Document processing（文档处理）¶

This page will discuss a few useful considerations for extracting data from a PDF document or image.

Data extraction¶

This page offers a basic guide for using Pipeline Builder to parse PDFs for semantic search and includes a recommendation for presenting the information in a Workshop application when you just have text content.

Semantic search is a powerful tool to use with PDFs, particularly if the content is broken down into smaller "chunks" that are embedded separately, helping users and workflows find important information that might otherwise be hard to access. This is especially useful considering the vast amount of unstructured knowledge in PDFs that often goes unnoticed.

To use, simply upload your PDFs to Foundry, extract the text, chunk the same text, search for those chunks, and surface the results of that search with the corresponding PDF rendered on the side for source-of-truth cross-validation for the users.

Follow the steps outlined below to import PDFs and extract text from PDFs:

Import the PDFs as a media set.
Add the media set to Pipeline Builder.
Use the Get Media References board.

Get Media References board

Use the Text Extraction board.

Text Extraction board

Chunking¶

This page outlines how to incorporate a basic chunking strategy into your semantic search workflows. Chunking, in this context, means breaking up larger pieces of text into smaller pieces of text. This is advantageous because embedding models possess a maximum input length for text, and crucially, smaller pieces of text will be more semantically distinct during searches. Chunking is often used when parsing large documents like PDFs.
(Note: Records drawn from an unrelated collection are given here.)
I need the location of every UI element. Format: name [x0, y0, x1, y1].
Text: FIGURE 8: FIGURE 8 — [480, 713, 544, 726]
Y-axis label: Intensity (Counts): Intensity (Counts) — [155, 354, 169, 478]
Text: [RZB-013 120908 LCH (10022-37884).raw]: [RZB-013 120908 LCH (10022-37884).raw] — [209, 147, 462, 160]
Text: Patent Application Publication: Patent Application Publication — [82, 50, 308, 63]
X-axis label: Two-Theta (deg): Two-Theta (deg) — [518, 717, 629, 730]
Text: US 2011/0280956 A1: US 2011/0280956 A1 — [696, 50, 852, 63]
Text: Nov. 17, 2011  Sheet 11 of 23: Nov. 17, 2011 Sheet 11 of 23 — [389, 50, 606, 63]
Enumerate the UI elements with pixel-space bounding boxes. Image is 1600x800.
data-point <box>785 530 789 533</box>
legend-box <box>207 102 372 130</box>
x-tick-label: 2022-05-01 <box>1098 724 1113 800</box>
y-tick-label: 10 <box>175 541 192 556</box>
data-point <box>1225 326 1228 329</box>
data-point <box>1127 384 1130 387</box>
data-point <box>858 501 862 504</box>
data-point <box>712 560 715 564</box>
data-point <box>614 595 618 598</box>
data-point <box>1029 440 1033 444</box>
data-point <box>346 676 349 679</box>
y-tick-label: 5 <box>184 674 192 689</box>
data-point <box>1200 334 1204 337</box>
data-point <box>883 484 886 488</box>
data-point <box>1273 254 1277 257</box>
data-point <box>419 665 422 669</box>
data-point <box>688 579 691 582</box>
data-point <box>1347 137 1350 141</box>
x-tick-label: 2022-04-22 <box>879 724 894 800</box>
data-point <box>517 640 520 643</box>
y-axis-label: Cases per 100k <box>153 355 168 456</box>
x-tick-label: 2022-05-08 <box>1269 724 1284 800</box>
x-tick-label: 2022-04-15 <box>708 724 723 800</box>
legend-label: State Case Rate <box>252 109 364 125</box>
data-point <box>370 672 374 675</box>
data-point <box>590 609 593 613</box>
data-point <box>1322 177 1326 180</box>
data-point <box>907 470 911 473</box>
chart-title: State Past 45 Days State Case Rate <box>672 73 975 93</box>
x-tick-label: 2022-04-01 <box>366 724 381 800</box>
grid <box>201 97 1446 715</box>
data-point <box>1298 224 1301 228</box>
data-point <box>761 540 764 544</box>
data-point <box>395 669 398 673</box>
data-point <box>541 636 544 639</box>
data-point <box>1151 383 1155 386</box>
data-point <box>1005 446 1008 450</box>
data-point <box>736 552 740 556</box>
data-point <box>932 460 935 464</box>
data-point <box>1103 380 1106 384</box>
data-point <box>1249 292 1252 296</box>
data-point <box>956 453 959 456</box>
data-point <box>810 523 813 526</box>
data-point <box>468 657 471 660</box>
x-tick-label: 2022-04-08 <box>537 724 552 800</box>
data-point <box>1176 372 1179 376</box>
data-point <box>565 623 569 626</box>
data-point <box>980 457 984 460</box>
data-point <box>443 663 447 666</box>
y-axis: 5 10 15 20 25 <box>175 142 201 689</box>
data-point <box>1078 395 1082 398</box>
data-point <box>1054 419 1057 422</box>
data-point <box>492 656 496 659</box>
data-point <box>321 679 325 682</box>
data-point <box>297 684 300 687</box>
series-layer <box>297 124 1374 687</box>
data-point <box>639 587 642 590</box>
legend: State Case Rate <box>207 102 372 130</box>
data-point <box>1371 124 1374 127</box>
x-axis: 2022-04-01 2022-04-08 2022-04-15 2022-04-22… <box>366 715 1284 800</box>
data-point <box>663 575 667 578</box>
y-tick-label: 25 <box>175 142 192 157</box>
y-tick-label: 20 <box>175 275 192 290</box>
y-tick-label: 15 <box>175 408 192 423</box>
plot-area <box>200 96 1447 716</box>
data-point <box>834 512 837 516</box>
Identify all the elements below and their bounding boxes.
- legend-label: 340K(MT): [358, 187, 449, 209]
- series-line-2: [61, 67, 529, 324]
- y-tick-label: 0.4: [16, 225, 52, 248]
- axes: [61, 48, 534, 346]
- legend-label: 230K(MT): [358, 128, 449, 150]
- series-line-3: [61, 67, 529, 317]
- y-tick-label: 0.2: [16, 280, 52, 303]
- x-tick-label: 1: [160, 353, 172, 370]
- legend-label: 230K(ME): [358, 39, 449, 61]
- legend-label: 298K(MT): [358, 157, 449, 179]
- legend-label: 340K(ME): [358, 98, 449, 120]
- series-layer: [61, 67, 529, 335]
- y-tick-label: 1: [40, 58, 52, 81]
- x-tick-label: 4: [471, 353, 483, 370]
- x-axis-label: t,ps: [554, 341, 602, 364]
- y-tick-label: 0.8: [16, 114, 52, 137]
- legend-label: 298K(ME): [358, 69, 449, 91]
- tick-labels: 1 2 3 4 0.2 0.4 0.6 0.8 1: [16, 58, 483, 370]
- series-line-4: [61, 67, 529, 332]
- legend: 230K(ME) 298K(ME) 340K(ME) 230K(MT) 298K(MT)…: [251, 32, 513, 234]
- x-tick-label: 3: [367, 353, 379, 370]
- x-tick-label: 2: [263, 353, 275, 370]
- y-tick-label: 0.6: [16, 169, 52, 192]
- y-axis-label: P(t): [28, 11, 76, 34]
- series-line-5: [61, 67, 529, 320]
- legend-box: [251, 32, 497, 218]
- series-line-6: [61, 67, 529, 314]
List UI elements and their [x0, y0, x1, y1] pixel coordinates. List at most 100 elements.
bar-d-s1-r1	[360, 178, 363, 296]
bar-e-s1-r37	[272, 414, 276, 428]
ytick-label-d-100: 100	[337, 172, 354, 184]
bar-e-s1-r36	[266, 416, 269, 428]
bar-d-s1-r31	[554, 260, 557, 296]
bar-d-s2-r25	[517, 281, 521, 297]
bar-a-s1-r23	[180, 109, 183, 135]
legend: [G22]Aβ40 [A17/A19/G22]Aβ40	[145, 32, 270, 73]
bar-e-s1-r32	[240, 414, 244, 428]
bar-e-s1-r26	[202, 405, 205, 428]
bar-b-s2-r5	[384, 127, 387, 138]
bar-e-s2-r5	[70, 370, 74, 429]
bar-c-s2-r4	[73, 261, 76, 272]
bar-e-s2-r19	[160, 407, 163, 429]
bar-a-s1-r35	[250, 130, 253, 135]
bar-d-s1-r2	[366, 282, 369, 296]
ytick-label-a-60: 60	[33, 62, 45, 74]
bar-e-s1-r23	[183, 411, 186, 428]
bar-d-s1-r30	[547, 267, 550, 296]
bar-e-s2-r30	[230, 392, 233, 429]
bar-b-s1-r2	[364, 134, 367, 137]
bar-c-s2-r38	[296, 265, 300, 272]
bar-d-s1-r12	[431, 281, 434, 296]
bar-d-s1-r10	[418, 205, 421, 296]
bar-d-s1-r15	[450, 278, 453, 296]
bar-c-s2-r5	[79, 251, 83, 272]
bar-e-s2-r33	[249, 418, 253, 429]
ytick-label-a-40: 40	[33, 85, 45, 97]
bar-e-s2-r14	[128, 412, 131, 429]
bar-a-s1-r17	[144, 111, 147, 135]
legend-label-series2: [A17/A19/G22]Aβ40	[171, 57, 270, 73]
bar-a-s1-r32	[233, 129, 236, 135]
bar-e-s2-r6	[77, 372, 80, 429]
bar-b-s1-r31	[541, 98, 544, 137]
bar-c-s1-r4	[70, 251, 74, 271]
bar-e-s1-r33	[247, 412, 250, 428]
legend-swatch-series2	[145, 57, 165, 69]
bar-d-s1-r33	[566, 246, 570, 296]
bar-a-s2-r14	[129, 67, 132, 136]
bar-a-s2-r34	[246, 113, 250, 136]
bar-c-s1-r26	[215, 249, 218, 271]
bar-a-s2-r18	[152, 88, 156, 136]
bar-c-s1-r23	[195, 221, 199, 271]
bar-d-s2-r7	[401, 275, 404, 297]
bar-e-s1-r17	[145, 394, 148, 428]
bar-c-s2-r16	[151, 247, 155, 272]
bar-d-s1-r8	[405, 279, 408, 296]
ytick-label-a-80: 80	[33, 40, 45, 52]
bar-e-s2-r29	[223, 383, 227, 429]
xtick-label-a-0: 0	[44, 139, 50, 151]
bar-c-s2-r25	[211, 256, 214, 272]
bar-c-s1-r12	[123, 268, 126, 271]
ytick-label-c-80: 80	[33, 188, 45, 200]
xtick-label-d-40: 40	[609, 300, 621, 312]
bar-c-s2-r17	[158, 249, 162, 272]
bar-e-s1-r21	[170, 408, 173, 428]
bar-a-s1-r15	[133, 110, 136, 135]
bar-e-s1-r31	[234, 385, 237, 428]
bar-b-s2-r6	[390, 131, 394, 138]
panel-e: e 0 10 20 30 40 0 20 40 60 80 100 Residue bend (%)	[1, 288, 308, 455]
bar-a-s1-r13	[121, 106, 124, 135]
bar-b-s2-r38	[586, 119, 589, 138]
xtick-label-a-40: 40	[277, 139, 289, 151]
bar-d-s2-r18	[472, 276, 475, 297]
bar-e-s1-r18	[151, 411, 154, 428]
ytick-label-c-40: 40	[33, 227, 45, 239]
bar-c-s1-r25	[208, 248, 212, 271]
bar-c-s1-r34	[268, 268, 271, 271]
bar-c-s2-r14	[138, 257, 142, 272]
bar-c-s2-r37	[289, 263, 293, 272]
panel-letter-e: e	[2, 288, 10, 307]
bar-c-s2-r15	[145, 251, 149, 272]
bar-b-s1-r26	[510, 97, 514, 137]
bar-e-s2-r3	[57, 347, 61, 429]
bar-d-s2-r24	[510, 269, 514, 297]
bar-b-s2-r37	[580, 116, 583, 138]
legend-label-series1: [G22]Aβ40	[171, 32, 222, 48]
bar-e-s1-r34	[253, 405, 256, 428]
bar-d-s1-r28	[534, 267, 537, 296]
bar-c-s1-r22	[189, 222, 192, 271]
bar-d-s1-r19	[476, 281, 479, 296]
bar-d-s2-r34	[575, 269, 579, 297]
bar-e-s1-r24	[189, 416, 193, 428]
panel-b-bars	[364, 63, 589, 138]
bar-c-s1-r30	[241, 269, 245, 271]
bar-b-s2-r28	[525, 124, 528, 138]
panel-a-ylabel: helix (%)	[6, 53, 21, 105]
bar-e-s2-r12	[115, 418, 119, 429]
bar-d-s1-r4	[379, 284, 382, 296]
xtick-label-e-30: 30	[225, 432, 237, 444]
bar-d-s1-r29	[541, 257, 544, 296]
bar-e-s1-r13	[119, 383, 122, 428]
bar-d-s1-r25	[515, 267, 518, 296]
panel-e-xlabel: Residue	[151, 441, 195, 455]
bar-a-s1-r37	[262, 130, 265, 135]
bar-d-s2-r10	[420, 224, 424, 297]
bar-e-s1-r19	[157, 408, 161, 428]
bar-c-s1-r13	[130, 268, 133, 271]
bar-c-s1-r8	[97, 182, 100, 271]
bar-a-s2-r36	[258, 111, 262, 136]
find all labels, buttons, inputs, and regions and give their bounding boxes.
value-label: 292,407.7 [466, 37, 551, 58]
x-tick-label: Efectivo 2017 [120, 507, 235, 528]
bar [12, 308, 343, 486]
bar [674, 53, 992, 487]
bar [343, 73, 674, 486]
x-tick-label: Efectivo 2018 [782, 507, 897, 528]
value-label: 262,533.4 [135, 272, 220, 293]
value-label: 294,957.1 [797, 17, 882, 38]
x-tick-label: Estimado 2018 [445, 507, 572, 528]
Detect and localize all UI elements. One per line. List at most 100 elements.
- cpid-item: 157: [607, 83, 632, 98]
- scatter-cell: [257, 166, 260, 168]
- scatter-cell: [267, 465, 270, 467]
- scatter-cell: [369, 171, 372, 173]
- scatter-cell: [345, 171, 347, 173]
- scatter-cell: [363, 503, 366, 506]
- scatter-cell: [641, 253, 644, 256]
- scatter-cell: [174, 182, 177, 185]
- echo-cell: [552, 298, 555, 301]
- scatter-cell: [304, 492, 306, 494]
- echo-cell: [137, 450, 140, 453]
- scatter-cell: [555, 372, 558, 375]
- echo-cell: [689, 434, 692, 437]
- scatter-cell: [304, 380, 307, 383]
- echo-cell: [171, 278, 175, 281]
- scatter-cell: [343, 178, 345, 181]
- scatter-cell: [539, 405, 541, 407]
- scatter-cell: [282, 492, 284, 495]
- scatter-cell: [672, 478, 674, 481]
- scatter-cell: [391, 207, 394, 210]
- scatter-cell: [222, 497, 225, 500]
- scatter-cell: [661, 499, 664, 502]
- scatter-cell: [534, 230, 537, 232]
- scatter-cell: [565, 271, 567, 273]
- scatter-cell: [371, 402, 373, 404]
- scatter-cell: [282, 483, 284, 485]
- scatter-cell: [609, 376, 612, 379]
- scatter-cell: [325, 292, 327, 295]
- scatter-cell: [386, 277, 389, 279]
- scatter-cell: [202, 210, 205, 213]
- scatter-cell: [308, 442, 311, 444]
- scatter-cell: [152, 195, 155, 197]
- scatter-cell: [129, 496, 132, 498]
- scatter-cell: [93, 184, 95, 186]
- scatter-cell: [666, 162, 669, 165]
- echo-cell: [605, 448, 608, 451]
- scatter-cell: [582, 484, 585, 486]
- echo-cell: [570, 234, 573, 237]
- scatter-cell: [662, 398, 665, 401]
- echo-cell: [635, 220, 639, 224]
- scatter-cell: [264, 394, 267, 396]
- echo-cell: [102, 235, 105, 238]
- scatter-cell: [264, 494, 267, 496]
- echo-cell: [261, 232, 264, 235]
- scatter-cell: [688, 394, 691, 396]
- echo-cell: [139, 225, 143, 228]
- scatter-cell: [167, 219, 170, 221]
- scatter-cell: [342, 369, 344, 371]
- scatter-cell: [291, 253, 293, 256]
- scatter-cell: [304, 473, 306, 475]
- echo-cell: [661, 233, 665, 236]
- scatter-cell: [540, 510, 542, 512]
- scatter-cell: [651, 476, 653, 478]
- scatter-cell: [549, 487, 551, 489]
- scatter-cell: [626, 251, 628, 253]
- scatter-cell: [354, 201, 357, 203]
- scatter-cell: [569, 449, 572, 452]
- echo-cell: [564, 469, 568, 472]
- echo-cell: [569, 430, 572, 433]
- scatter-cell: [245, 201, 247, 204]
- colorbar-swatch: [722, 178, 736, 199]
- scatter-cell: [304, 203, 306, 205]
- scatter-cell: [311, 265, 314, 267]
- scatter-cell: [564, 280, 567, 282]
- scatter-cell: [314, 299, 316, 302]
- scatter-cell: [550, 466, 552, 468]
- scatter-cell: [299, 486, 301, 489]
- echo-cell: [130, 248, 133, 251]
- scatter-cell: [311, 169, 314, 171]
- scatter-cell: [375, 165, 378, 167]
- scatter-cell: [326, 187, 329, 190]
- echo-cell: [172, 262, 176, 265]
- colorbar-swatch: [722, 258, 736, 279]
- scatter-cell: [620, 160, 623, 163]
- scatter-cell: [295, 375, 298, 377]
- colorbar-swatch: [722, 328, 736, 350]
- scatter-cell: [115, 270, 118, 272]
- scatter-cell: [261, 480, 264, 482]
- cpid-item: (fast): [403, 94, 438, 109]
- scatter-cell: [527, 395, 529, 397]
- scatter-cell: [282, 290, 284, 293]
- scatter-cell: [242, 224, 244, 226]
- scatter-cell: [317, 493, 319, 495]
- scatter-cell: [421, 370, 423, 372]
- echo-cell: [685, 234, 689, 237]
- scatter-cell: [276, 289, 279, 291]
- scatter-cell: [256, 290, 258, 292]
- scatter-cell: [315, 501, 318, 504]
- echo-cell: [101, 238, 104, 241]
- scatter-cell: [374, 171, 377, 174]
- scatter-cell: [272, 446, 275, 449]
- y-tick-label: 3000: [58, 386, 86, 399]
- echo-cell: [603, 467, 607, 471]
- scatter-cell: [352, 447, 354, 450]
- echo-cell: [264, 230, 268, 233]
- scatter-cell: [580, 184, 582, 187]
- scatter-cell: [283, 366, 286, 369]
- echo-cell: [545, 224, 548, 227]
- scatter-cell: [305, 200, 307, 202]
Primarily, the objective is to split long text into smaller "chunks", each with an associated Ontology object linked back to the original object.

Chunking example¶

As a starting point, we will show how a basic chunking strategy can be accomplished without using code in Pipeline Builder. For more advanced strategies, we recommend using a code repository as part of your pipeline.

For illustrative purposes, we will use a simple two row dataset with two columns, object_id and object_text. For ease of understanding, the object_text examples below are purposefully short.

object_id	object_text
abc	gold ring lost
xyz	fast cars zoom

We initiate the process by employing the Chunk String board, which introduces an extra column containing an array of object_text segmented into smaller pieces. The board accommodates various chunking approaches, such as overlap and separators, to ensure that each semantic concept remains coherent and unique.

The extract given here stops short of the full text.